Mahmoud Karimi (محمود کریمی; born 1968) is an Iranian maddah, a reciter of Shia religious elegies. Based in Tehran, he is one of the best-known eulogists in Iran; he writes much of his own verse and performs at Muharram and Fatimiyya mourning ceremonies, including ceremonies attended by the country's supreme leader, Ali Khamenei. He has also been involved in several controversies, among them a 2013 highway shooting and a 2020 televised recitation criticised as irreverent toward Husayn ibn Ali.

== Early life ==
Karimi was born in 1968 in the Nezamabad area of Tehran. By his own account he came from a religious family that was marked by the Iran–Iraq War: his father went missing in action in 1982 and a brother was killed in 1986. He has said that he started reciting noheh (elegies) at the age of seven, performing for the first time at a mosque in Shahin Shahr, near Isfahan, where the family was then living. He went on to study industrial management at Allameh Tabataba'i University but did not complete the degree.

== Career ==
Karimi leads a religious gathering (hey'at) called Rayat al-Abbas, which meets at the shrine of Imamzadeh Ali Akbar in the Chizar district of northern Tehran and was previously known as Hey'at-e Razmandegan-e Eslam. He is associated with a declamatory style that uses the sanj (cymbals) and the dammam, a large double-headed drum.

He is regarded as one of the most prominent eulogists in Iran.
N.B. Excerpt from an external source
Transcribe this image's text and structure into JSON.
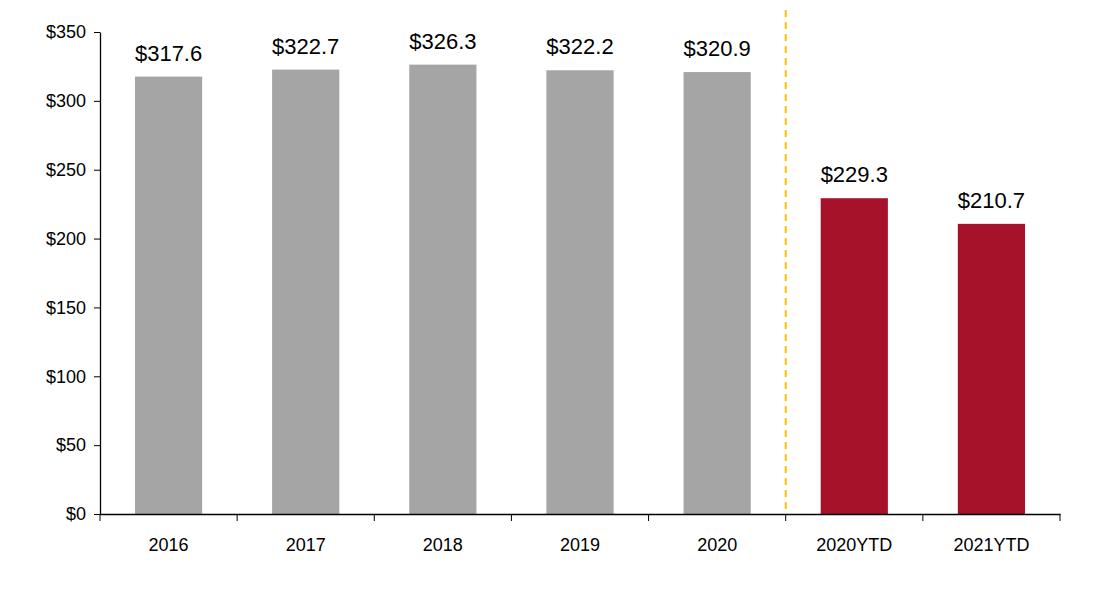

The London-based opposition outlet Iran International has described him as among the wealthiest, and as a favourite of Khamenei. He performs regularly at the Imam Khomeini Hussainiya in Tehran during ceremonies attended by the supreme leader. In the summer of 2025, a rendition of the patriotic song "Ey Iran" that he performed at one such ceremony—reportedly at Khamenei's request—circulated on social media; according to Iranian media, Khamenei praised the performance and asked him for another. Writing in Middle East Eye, Zahra Ladha reported that the performance took place at an Ashura commemoration shortly after the June 2025 war between Iran and Israel, and that Karimi reworked some of the verses to add religious themes, recasting Iran as the "land of Karbala".

Karimi has said that he does not earn his living from eulogising and that his income comes from a brick factory he co-owns near Buin Zahra in Qazvin Province.

== Controversies ==
=== 2013 shooting ===
In December 2013, after a late-night collision and altercation with a young couple in a Peugeot 206 on Tehran's Babaei Highway, several shots were fired from Karimi's car at the other vehicle. The bullets struck the car but caused no injuries. The couple filed a complaint but later withdrew it, the case was closed without a conviction, and Karimi's licence to carry a firearm was revoked. Accounts of who fired the shots differ: the complainants—and an early statement by Karimi describing the shooting as self-defence—were taken to indicate that he had fired, whereas the judiciary's spokesman later said the shots had come from a companion in the car. The question was never resolved in court. Writing for Tel Aviv University's Alliance Center for Iranian Studies, the analyst Raz Zimmt observed that the episode reopened a public debate in Iran over the social and political standing of maddahs.

=== 2020 televised recitation ===
In 2020, during a live broadcast on the state channel IRIB TV2, Karimi recited a folk story that many viewers understood as portraying Husayn ibn Ali in a gambling scene. The broadcast was cut off, and the recitation drew criticism, including from a member of parliament. Karimi later apologised, saying that he had perhaps not conveyed the story well.

== Political positions ==
Karimi has used his recitations and public statements to comment on Iranian politics. In 2015 he criticised President Hassan Rouhani and the parliamentary speaker Ali Larijani over the government's nuclear diplomacy with Western powers. In 2021, after the leak of a recorded interview with Foreign Minister Mohammad Javad Zarif, he recited verses widely understood as comparing Zarif to a figure regarded in Shia tradition as a traitor.